Robust Output Regulation of Uncertain Linear Time-Varying Systems

TL;DR

This paper introduces a new systematic framework for robust output regulation of uncertain linear time-varying systems, emphasizing an intrinsic system immersion approach that simplifies controller design and handles uncertainties effectively.

Contribution

It proposes a novel intrinsic system immersion method, extends the regulator equation analysis, and offers a systematic way to design robust controllers without explicitly solving the regulator equation.

Findings

Robust control is achievable without explicitly solving the regulator equation.

The approach extends to coordinate-free frameworks and non-resonance conditions.
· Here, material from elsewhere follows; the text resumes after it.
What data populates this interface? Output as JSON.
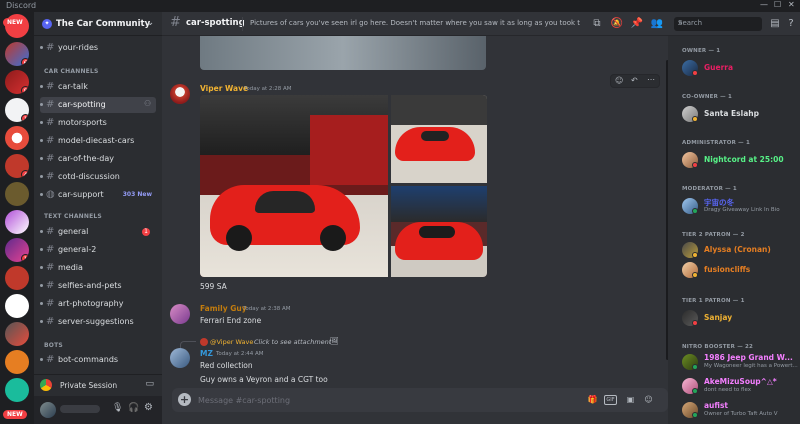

The method reduces the dimension of the internal model needed for regulation.

Abstract

Robust output regulation for linear time-varying systems has remained an open problem for decades. To address this, we propose intrinsic system immersion by reformulating the regulator equation in a more insightful form, indicating that finding an internal model is equivalent to reproducing the output trajectory of a forced system by constructing an unforced system. This perspective reveals the influence of parametric uncertainties, demonstrating that an infinite-dimensional controller is generally unavoidable for robustness against plant uncertainty. Consequently, a general robust design is proposed without explicitly solving the regulator equation. It ensures robustness against uncertainties in the exosystem interaction, and achieves approximate output regulation when an infinite-dimensional controller is necessary for regulation. Additionally, we study the regulator equation in a coordinate-free framework, extend the time-varying non-resonance condition, and provide a method to minimize the dimension of an internal model. Overall, these results provide a general systematic framework for constructing robust internal model-based controllers, and simplify the control implementation process.